AT OCMA The Orange County Museum of Art, California
(organized by Karen Moss, curator of collections and director of education and public programs)
15 July 2007 – 14 September 2008

Check out the framework for scholarship about these artists and groundbreaking moments in art since the 1960s that will be elucidated in interpretive materials in the museum's galleries and the collection section of the museum’s web site www.ocma.net

The Exhibition

The exhibition explores the origins of West Coast contemporary art since the 60ies by showing pop art, assemblage, conceptual art, video, performance, installation, and neoconceptual practices from the Orange County Museum of Art’s permanent collection with works by artists such as Eleanor Antin, John Baldessari, Wallace Berman, Chris Burden, Vija Celmins, Charles Ray, Ed Ruscha, Alexis Smith, James Turrell, William Wegman, ....

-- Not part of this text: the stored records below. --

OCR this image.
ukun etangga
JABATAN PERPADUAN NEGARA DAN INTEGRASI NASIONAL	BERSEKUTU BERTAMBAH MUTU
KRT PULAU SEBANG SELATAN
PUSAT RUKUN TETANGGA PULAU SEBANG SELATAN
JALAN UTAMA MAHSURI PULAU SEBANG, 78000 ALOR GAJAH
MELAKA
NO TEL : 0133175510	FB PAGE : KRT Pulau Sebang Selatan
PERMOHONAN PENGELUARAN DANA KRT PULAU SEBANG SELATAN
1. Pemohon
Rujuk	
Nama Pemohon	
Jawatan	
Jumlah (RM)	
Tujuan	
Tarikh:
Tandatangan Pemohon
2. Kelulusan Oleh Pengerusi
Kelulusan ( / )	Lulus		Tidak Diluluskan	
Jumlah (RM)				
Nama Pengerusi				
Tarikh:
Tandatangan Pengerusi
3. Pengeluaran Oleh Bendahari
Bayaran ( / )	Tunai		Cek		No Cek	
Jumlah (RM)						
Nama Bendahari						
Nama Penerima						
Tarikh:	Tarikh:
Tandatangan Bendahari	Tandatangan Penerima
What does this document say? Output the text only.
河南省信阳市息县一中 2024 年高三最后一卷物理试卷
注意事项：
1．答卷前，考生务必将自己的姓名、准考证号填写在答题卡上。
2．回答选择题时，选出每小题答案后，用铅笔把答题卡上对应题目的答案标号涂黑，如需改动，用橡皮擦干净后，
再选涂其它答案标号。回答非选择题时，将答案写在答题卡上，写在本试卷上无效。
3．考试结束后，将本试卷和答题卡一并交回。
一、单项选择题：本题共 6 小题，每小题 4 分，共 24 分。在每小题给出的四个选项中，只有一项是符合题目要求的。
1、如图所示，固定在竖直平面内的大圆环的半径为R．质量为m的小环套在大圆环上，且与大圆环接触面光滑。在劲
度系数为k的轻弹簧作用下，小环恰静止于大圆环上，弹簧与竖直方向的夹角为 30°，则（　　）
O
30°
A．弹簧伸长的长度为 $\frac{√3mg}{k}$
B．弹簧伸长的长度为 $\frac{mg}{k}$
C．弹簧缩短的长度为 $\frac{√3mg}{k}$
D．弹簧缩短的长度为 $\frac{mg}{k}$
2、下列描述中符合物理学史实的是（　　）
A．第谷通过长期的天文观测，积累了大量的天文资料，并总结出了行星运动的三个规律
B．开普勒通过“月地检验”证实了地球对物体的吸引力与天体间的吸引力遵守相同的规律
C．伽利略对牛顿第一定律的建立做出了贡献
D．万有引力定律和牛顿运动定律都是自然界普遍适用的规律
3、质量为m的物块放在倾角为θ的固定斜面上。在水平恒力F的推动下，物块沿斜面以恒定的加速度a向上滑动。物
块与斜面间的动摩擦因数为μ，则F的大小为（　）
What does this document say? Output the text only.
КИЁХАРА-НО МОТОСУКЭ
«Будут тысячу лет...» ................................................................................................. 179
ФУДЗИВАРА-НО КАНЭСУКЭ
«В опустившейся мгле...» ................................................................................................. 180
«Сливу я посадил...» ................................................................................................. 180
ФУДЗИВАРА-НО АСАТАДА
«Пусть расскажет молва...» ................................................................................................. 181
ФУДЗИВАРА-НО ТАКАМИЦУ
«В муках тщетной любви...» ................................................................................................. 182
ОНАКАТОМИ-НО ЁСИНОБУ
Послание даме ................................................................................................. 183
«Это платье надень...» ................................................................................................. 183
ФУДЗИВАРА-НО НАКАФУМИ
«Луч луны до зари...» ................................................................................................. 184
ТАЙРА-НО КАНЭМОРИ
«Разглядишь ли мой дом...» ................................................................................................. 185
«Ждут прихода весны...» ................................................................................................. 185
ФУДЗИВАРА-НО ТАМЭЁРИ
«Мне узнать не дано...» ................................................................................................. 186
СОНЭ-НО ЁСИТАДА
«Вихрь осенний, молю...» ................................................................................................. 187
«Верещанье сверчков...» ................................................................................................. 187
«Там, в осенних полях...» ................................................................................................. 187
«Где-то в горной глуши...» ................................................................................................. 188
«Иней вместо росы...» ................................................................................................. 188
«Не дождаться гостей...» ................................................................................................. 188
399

Many of the presented artists were taught in the region’s art schools, such as the California Institute of the Arts of San Francisco Art Institute, or in art departments at the University of California campuses at Davis, Irvine, San Diego, and Los Angeles. These campuses and the burgeoning artist-run or alternative spaces of Northern and Southern California became incubators that showcased installations, performance, and video art. During this period, the Newport Harbor Museum (now the Orange County Museum of Art) was one of the few arts institutions on the West Coast presenting these more experimental and experiential artistic practices.

The Four Galleries

  • ONE presents pop art, assemblage and conceptual art
  • TWO focuses on performance-based work, video and feminist art
  • THREE presents installations and documentation of light and space and sound works
  • FOUR features artists interested in “neo” conceptual practices and issues of identity such as Lorna Simpson’s wall-size, felt prints, Wigs Portfolio (1994)

The Artists

Kim Abeles, Eleanor Antin, John Baldessari, Billy Al Bengston, Mark Bennett, Wallace Berman, Vija Celmins, Chris Burden, Bruce Conner, Llyn Foulkes, Joe Goode, George Herms, Lynn Hershman, Margaret Honda, Dennis Hopper, Robert Irwin, Ed Kienholz and Nancy Reddin Kienholz, Rachel Lachowicz, Tom Marioni, Daniel Martinez, Paul McCarthy, Claes Oldenburg, Catherine Opie', Raymond Pettibon, Charles Ray, Martha Rosler, Allen Ruppersberg, Ed Ruscha, Betye Saar, Lorna Simpson, Alexis Smith, Barbara Smith, James Turrell, Andy Warhol, Kim Yasuda, William Wegman, and Millie Wilson.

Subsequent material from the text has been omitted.